The volunteer they sent to evaluate my yard in 2011 didn't have the broadest plant knowledge and I had to bicker over some plants with her. She was also hellbent on me removing my bamboo. I exacted my revenge my planting a lot more of it in subsequent years.
|Dichelostemma ida-maia is another plant that I bought without realizing it was native.|
I had to get recertified this year and I didn't want any quibbling so I came armed with spreadsheets and a diagram. I printed the map Greg created of our yard and labeled where all the natives lived. I cataloged every native in our garden and I was shocked to discover that we had 59 unique species. I ran out and bought Thalictrum occidentale so I could round it out to 60, because . . . math? even numbers? I don't know.

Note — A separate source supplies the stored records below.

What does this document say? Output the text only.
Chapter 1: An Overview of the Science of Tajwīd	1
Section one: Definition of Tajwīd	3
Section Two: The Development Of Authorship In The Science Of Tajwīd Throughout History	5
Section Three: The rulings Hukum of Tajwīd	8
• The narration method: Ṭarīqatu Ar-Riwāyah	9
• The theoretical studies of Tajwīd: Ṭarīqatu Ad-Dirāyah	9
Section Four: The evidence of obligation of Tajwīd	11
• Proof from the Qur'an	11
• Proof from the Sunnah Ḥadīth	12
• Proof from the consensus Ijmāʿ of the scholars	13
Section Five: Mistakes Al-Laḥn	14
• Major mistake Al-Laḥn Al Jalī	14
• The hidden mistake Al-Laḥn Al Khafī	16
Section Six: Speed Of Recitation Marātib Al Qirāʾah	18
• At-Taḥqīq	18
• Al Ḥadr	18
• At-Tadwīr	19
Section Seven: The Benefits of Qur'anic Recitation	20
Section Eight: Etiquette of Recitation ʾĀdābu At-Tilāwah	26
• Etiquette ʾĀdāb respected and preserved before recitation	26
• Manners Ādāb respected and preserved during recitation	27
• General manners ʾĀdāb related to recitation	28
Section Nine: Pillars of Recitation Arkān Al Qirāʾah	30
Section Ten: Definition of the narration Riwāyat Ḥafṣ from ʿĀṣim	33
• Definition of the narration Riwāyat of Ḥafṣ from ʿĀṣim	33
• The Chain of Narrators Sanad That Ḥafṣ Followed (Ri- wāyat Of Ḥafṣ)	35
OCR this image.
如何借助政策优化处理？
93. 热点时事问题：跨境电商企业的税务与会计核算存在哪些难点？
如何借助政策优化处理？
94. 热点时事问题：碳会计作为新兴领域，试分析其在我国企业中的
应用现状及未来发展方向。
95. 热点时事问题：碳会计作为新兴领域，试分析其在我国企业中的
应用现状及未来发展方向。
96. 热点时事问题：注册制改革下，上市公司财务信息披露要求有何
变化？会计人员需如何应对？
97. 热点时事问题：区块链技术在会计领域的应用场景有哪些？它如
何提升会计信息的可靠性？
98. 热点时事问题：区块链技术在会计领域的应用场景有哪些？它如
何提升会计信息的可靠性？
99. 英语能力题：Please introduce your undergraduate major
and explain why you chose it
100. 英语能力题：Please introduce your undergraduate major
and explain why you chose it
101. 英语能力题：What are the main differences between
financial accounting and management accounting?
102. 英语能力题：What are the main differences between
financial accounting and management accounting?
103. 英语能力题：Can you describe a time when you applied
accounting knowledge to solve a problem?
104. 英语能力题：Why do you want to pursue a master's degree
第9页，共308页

|Meadow rue (Thalictrum occidentale)|
The volunteer who judged my garden this time was much friendlier and didn't give my bamboo the side-eye. He also informed me that I had easily qualified for gold certification and was this close to platinum, which made me crazy. You just gave me a new arbitrary goal and informed me I'd failed!
|Clarkia amoena, one of our prettiest native annuals|
Maybe platinum is in my future or maybe I won't care anymore. I think this is a great program, even if I have a few quibbles with it. The plants I've purchased through them have been terribly root-bound and they don't perform as well as plants I've bought from nurseries, though they certainly cost a lot less. It's been a couple of years since I bought from them, so I hope they're improving. I also wish there was room in the program for certain non-natives.
|Hummingbird feeding from non-native Mahonia x media 'Arthur Menzies' on January 7th.|
My last complaint, because I am nothing if not a complainer: don't take pictures of people with a wide-angle lens. It's so unflattering.
Do you have native plants in your garden? What's your favorite? The pointlessly competitive part of me thinks I should incorporate more, so I can get to 75 species. Maybe then they'll give me a wristwatch or a commemorative clock.